Re: XDP seeking input from NIC hardware vendors

Jakub Kicinski

On Fri, 8 Jul 2016 17:19:43 +0200, Jesper Dangaard Brouer wrote:
On Fri, 8 Jul 2016 14:44:53 +0100 Jakub Kicinski <jakub.kicinski@...> wrote:
On Thu, 7 Jul 2016 19:22:12 -0700, Alexei Starovoitov wrote:
If the goal is to just separate XDP traffic from non-XDP traffic
you could accomplish this with a combination of SR-IOV/macvlan to
separate the device queues into multiple netdevs and then run XDP
on just one of the netdevs. Then use flow director (ethtool) or
'tc cls_u32/flower' to steer traffic to the netdev. This is how
we support multiple networking stacks on one device by the way it
is called the bifurcated driver. Its not too far of a stretch to
think we could offload some simple XDP programs to program the
splitting of traffic instead of cls_u32/flower/flow_director and
then you would have a stack of XDP programs. One running in
hardware and a set running on the queues in software.

the above sounds like much better approach then Jesper/mine
prog_per_ring stuff.

If we can split the nic via sriov and have dedicated netdev via VF
just for XDP that's way cleaner approach. I guess we won't need to
do xdp_rxqmask after all.

I was thinking about using eBPF to direct to NIC queues but concluded
that doing a redirect to a VF is cleaner. Especially if the PF driver
supports VF representatives we could potentially just use
bpf_redirect(VFR netdev) and the VF doesn't even have to be handled by
the same stack.
I actually disagree.

I _do_ want to use the "filter" part of eBPF to direct to NIC queues, and
then run a single/specific XDP program on that queue.

Why to I want this?

This part of solving a very fundamental CS problem (early demux), when
wanting to support Zero-copy on RX. The basic problem that the NIC
driver need to map RX pages into the RX ring, prior to receiving
packets.

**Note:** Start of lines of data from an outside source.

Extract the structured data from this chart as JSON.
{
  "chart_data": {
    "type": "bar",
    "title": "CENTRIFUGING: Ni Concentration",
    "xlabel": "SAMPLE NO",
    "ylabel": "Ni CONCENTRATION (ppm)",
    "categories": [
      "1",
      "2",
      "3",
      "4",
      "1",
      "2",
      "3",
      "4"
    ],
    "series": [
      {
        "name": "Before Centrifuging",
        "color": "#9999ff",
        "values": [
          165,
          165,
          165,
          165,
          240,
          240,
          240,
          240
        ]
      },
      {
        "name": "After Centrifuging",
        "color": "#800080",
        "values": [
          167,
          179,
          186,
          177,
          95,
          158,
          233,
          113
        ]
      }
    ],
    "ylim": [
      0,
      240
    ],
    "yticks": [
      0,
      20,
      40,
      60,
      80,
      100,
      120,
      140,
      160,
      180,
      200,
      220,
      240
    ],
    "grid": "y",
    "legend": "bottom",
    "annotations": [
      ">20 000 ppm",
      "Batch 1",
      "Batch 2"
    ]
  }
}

Thus, we need HW support to steer packets, for gaining enough
isolation (e.g between tenants domains) for allowing zero-copy.

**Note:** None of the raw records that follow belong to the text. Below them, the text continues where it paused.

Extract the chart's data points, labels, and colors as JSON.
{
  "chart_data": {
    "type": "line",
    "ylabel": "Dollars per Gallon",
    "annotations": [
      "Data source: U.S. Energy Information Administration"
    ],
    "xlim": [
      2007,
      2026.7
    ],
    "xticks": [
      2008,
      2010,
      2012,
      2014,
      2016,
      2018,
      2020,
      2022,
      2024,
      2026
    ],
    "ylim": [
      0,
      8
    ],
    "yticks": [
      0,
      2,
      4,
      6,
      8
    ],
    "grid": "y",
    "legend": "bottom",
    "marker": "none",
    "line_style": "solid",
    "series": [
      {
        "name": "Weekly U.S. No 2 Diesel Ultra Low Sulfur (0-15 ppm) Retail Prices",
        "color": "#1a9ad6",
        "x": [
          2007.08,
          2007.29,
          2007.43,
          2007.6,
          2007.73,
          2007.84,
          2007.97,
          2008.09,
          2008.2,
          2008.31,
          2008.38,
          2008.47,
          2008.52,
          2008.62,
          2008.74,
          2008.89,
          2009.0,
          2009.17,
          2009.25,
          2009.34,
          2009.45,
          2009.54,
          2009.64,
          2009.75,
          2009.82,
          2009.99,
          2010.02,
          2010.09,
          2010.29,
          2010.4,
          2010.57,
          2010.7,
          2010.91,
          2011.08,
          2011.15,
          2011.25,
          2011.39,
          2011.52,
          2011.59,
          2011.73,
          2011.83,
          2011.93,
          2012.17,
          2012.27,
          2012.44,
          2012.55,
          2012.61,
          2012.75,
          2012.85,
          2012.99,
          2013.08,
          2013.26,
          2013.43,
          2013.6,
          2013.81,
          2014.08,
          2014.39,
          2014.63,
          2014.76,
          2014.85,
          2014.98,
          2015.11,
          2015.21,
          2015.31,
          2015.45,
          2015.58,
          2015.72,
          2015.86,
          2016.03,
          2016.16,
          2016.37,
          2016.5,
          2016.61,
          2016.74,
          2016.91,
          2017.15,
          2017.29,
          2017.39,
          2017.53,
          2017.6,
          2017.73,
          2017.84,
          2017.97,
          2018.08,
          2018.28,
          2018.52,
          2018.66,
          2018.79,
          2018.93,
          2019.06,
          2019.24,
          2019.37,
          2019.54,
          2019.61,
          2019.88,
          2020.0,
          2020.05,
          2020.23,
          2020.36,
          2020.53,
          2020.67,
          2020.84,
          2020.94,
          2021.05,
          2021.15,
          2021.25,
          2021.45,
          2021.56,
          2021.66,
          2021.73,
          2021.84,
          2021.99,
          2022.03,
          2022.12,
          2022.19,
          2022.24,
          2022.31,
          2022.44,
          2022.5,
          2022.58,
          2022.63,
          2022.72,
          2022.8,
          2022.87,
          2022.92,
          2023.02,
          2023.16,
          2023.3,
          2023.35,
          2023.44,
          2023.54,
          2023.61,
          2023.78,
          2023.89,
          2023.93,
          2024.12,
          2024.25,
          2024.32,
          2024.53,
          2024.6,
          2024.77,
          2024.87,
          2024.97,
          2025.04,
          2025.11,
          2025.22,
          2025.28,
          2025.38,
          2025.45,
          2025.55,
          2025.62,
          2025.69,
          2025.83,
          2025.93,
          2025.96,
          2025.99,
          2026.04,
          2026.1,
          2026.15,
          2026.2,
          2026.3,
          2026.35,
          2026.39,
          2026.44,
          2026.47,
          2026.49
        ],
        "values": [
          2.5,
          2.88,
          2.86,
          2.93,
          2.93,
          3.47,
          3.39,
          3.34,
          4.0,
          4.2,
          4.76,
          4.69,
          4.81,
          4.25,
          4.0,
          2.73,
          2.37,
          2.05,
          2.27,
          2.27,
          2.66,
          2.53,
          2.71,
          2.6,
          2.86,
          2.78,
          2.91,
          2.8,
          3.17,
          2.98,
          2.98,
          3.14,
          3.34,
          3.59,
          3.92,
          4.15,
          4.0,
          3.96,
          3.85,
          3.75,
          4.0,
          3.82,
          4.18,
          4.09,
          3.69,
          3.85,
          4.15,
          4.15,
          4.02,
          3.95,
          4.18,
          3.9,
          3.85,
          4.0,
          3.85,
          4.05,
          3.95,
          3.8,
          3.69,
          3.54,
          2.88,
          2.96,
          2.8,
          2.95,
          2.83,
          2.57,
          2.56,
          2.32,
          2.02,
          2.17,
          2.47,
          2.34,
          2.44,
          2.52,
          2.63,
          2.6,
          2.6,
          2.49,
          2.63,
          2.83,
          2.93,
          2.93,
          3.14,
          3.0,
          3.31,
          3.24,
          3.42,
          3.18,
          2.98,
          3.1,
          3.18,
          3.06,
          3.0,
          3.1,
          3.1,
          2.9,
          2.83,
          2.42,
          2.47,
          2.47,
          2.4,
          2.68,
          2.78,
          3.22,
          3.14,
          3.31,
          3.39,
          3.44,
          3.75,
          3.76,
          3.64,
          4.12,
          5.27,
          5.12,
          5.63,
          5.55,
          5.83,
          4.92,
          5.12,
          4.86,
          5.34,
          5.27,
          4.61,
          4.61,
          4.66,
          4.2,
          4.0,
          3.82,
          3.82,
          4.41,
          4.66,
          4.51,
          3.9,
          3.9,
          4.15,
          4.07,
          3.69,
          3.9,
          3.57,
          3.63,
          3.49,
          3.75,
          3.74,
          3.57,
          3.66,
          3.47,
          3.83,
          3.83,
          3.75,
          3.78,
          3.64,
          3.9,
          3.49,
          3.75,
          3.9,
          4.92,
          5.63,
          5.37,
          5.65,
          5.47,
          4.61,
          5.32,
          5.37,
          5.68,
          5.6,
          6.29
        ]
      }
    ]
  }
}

Based on the flexibility of the HW-filter, the granularity achievable
for isolation (e.g. application specific) is much more flexible. Than
splitting up the entire NIC with SR-IOV, VFs or macvlans.
I think of SR-IOV VFs a way of grouping queues. If HW is capable of
directing to a queue it's usually capable of directing to a VF as well.
And the VF could have all other traffic disabled so you would get only
packets directed to it by the (BPF) filter - same as you would for the
queue. Does that make sense for zero copy apps?